By Amanda Frost, Eric Barrette, Kevin Kennedy, and Niall Brennan
Health Affairs, September 19, 2018
Abstract
Using a national sample of health care claims data from the Health Care Cost Institute, we found that total spending per capita (not including premiums) on health services for enrollees in employer-sponsored insurance plans increased by 44 percent from 2007 through 2016 (average annual growth of 4.1 percent). Spending increased across all major categories of health services, although the increases were not uniform across years or categories. Growth rates for total per capita spending generally slowed after 2009 but increased between 2014 and 2016. Spending on outpatient services grew more quickly (average annual growth of 5.7 percent) compared to spending on the other types of services. However, the overall distribution of spending across categories remained largely unchanged. In the context of the dramatic economic and policy events that have taken place since 2007—including the Great Recession, the Affordable Care Act, and numerous medical innovations—this assessment of ten-year spending trends provides insights into how the largest insured population in the US contributes to health care spending growth.

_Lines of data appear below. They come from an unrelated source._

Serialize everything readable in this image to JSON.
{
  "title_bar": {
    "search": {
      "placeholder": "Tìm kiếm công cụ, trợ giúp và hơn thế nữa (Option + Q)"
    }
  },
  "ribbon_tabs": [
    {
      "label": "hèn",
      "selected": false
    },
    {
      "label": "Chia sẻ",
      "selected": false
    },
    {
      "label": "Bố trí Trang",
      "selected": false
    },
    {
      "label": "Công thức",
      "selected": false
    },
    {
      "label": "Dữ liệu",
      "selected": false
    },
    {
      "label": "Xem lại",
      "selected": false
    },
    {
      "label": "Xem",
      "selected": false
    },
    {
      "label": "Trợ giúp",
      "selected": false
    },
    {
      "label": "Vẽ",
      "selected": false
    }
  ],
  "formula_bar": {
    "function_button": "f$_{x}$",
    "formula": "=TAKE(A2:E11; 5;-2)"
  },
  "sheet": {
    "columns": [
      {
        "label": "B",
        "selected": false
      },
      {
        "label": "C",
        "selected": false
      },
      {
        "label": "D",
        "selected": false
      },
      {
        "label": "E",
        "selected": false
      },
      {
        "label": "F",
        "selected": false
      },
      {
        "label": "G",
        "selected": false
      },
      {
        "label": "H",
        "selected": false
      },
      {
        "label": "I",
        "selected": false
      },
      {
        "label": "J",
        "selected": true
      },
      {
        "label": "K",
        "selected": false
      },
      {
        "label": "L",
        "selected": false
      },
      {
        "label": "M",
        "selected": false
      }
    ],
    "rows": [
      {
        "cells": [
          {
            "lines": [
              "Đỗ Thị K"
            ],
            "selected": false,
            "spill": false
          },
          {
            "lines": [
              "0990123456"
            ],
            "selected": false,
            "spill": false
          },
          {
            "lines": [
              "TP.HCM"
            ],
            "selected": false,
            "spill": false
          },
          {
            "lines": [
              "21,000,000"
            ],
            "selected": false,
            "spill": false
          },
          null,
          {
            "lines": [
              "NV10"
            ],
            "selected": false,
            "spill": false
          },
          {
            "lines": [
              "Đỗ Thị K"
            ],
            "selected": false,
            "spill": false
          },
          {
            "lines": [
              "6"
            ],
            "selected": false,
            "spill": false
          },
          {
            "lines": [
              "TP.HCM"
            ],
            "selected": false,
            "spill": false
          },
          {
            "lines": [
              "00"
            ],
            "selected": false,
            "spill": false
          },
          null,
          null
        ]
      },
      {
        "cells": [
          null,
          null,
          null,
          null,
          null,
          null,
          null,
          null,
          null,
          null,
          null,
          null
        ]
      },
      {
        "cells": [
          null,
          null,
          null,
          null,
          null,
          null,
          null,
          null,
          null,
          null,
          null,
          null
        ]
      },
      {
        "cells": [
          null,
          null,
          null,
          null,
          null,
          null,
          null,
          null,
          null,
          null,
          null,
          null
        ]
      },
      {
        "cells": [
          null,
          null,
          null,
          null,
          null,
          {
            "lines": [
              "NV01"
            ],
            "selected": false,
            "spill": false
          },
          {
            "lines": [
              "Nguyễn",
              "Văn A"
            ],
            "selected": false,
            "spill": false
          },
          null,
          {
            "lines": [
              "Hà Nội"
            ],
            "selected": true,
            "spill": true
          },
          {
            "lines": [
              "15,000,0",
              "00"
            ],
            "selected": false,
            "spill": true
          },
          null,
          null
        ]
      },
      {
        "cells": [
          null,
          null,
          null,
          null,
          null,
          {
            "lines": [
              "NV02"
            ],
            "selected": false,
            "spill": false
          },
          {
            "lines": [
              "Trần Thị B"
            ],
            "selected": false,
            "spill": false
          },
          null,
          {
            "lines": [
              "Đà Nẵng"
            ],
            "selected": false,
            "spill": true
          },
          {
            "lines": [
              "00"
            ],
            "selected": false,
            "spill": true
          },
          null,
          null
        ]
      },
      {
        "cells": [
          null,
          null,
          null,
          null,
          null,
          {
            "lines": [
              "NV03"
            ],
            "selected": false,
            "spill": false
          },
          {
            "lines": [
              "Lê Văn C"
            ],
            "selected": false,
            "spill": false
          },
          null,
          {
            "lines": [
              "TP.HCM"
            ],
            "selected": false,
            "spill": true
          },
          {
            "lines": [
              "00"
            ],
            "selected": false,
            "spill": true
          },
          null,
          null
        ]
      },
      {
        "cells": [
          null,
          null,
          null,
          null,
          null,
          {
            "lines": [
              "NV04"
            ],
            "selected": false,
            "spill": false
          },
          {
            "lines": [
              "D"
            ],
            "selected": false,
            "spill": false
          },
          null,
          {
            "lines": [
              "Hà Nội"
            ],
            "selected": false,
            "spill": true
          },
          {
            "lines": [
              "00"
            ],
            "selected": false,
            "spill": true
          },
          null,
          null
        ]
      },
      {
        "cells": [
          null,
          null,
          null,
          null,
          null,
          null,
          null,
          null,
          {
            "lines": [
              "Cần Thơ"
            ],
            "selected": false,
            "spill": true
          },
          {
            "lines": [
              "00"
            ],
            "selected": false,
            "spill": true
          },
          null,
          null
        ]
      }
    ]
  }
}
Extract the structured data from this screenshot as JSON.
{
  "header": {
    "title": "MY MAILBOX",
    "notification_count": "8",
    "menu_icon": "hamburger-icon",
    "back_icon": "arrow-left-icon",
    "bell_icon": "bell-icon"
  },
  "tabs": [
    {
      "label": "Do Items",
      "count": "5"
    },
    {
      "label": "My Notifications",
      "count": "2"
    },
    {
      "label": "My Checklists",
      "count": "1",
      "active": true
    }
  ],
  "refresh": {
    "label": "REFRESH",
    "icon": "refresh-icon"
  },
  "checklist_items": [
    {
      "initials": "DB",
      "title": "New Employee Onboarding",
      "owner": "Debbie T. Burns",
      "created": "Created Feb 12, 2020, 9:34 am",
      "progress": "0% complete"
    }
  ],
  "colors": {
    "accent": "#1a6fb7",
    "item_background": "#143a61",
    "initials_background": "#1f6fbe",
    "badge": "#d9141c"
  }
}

https://www.healthaffairs.org…
***
Comment:
By Don McCanne, M.D.
Previously much of our access to data on health care spending has been through government programs – Medicare and Medicaid. Data on commercial insurance spending, especially employer-sponsored plans, were hidden in a cloud of secrecy as proprietary information. Now a group of major insurers has made that information available though the Health Care Cost Institute. Having this information is helpful because it can reveal underlying health care spending trends in the very large sector of commercial insurance (covering 54 percent of Americans) that was not disturbed by the Affordable Care Act (ACA).

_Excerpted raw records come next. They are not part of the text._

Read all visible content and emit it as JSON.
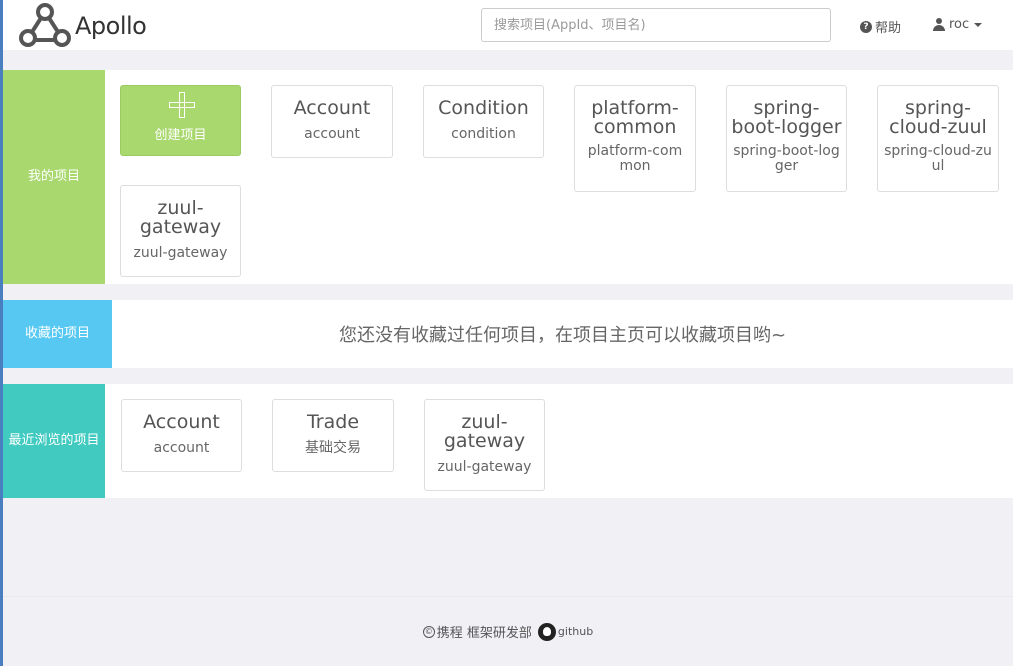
{
  "header": {
    "logo_text": "Apollo",
    "search_placeholder": "搜索项目(AppId、项目名)",
    "help_label": "帮助",
    "user_label": "roc"
  },
  "sections": {
    "mine": {
      "label": "我的项目",
      "create_label": "创建项目",
      "cards": [
        {
          "title": "Account",
          "sub": "account"
        },
        {
          "title": "Condition",
          "sub": "condition"
        },
        {
          "title": "platform-common",
          "sub": "platform-common"
        },
        {
          "title": "spring-boot-logger",
          "sub": "spring-boot-logger"
        },
        {
          "title": "spring-cloud-zuul",
          "sub": "spring-cloud-zuul"
        },
        {
          "title": "zuul-gateway",
          "sub": "zuul-gateway"
        }
      ]
    },
    "favorites": {
      "label": "收藏的项目",
      "empty_text": "您还没有收藏过任何项目，在项目主页可以收藏项目哟~"
    },
    "recent": {
      "label": "最近浏览的项目",
      "cards": [
        {
          "title": "Account",
          "sub": "account"
        },
        {
          "title": "Trade",
          "sub": "基础交易"
        },
        {
          "title": "zuul-gateway",
          "sub": "zuul-gateway"
        }
      ]
    }
  },
  "footer": {
    "copyright_symbol": "©",
    "company": "携程 框架研发部",
    "github_label": "github"
  },
  "colors": {
    "mine_accent": "#a9d86e",
    "favorites_accent": "#57c8f2",
    "recent_accent": "#41cac0"
  }
}
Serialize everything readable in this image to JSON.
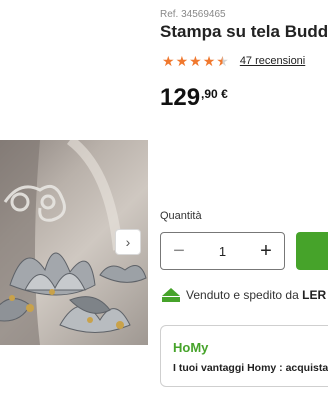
{
  "product": {
    "ref": "Ref. 34569465",
    "title": "Stampa su tela Budd",
    "rating": 4.5,
    "reviews_label": "47 recensioni",
    "price_integer": "129",
    "price_decimal": ",90 €"
  },
  "carousel": {
    "next_icon": "chevron-right-icon"
  },
  "purchase": {
    "quantity_label": "Quantità",
    "quantity_value": "1"
  },
  "shipping": {
    "prefix": "Venduto e spedito da ",
    "seller": "LER"
  },
  "homy": {
    "logo": "HoMy",
    "text": "I tuoi vantaggi Homy : acquistan"
  },
  "colors": {
    "accent_green": "#46a32a",
    "star_orange": "#f0782e"
  }
}
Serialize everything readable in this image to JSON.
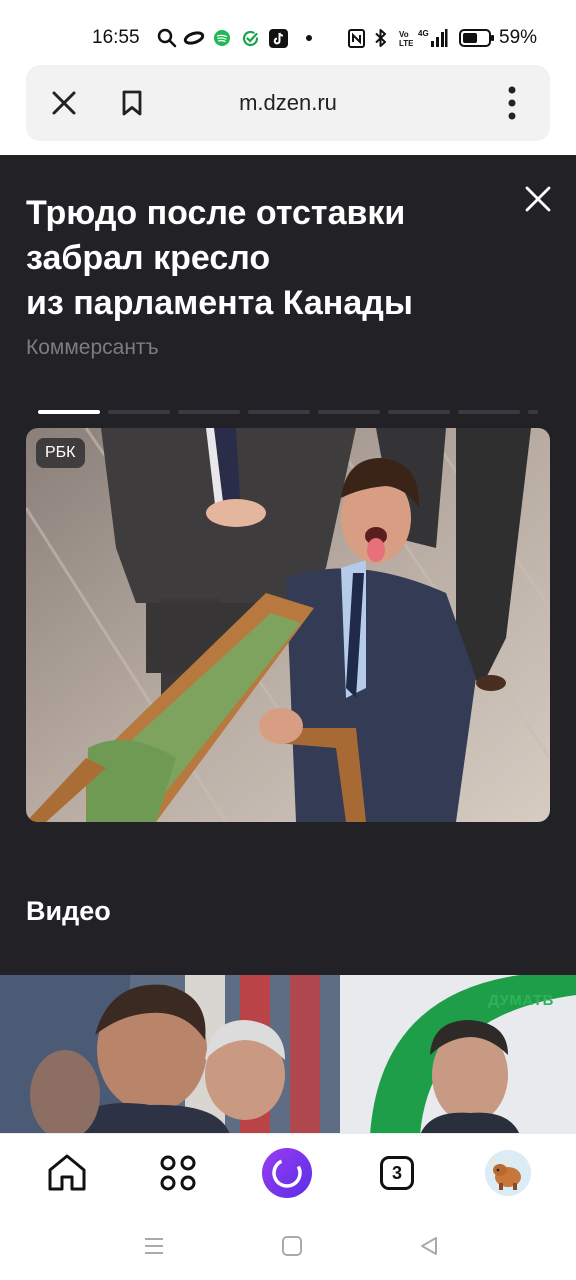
{
  "status_bar": {
    "time": "16:55",
    "battery_percent": "59%",
    "battery_level": 0.59,
    "network_label": "4G",
    "icons": [
      "search-icon",
      "oppo-icon",
      "spotify-icon",
      "check-icon",
      "tiktok-icon",
      "dot-icon",
      "nfc-icon",
      "bluetooth-icon",
      "volte-icon",
      "signal-icon",
      "battery-icon"
    ]
  },
  "browser": {
    "url": "m.dzen.ru",
    "icons": [
      "close-icon",
      "bookmark-icon",
      "more-vertical-icon"
    ]
  },
  "story": {
    "headline": "Трюдо после отставки забрал кресло из парламента Канады",
    "source": "Коммерсантъ",
    "image_badge": "РБК",
    "progress_total": 8,
    "progress_active": 1
  },
  "video_section": {
    "title": "Видео",
    "thumb_label": "ДУМАТВ"
  },
  "bottom_nav": {
    "tabs_count": "3",
    "icons": [
      "home-icon",
      "apps-grid-icon",
      "alice-icon",
      "tabs-icon",
      "profile-avatar"
    ]
  },
  "system_nav": {
    "icons": [
      "menu-icon",
      "home-square-icon",
      "back-icon"
    ]
  },
  "colors": {
    "dark_bg": "#222226",
    "source_gray": "#7c7c82",
    "alice_purple": "#7a35f0",
    "duma_green": "#2fb25a"
  }
}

In the decade that included the Great Recession and the enactment and implementation of ACA, there was an initial slowing in the rate of health care spending increases. The ACA enthusiasts were quite willing to take credit for that slowing, though there was not much evidence that the specific polices contained in ACA could be credited for it. It seemed much more likely that the slowing in health care spending growth was merely a manifestation of the global slowing of the economy during the recession.
In the latter part of the decade studied, health care spending growth increased again. Although ACA is still in force, this increase further suggests that the previous slowing was due to the recession and not due to any magical policies contained in ACA. In fact, many other studies have demonstrated disappointing results in the ACA measures that were supposedly designed to contain spending.

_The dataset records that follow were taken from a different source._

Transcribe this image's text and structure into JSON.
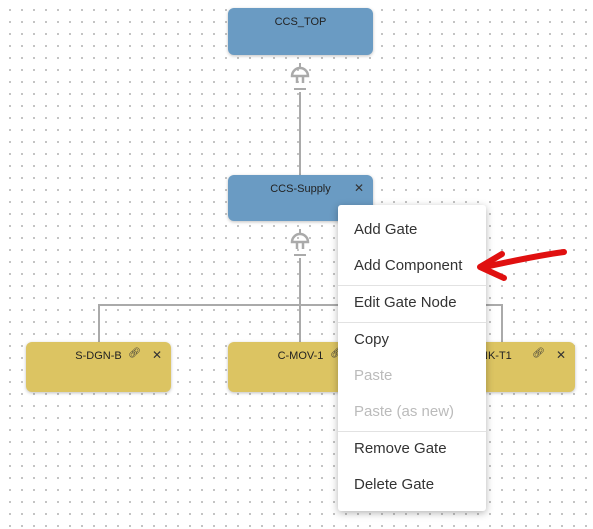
{
  "nodes": {
    "top": {
      "label": "CCS_TOP"
    },
    "supply": {
      "label": "CCS-Supply",
      "close": "✕"
    },
    "children": [
      {
        "label": "S-DGN-B",
        "link": "🔗",
        "close": "✕"
      },
      {
        "label": "C-MOV-1",
        "link": "🔗",
        "close": "✕"
      },
      {
        "label": "NK-T1",
        "link": "🔗",
        "close": "✕"
      }
    ]
  },
  "colors": {
    "gate": "#6a9bc3",
    "component": "#dcc462",
    "arrow": "#e01010"
  },
  "context_menu": {
    "items": [
      {
        "label": "Add Gate",
        "enabled": true
      },
      {
        "label": "Add Component",
        "enabled": true
      },
      {
        "label": "Edit Gate Node",
        "enabled": true
      },
      {
        "label": "Copy",
        "enabled": true
      },
      {
        "label": "Paste",
        "enabled": false
      },
      {
        "label": "Paste (as new)",
        "enabled": false
      },
      {
        "label": "Remove Gate",
        "enabled": true
      },
      {
        "label": "Delete Gate",
        "enabled": true
      }
    ]
  }
}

The significance of this is that it is wrong to continue to support ACA based on the concept that we merely need to give it more time to work, maybe while adding a public option – an option that would not change in any fundamental way the huge, highly dysfunctional, fragmented infrastructure of our health care financing system. It is wrong to reject a proven model that would be effective in reducing the rate of spending increases to sustainable levels – a single payer national health program.
Now that we have opened the Pandora’s Box of private commercial insurance data, we have confirmed that private insurance is not capable of containing the excessive growth in health care spending. So let’s move forward with establishing our own public program that would work – a single payer improved Medicare for all.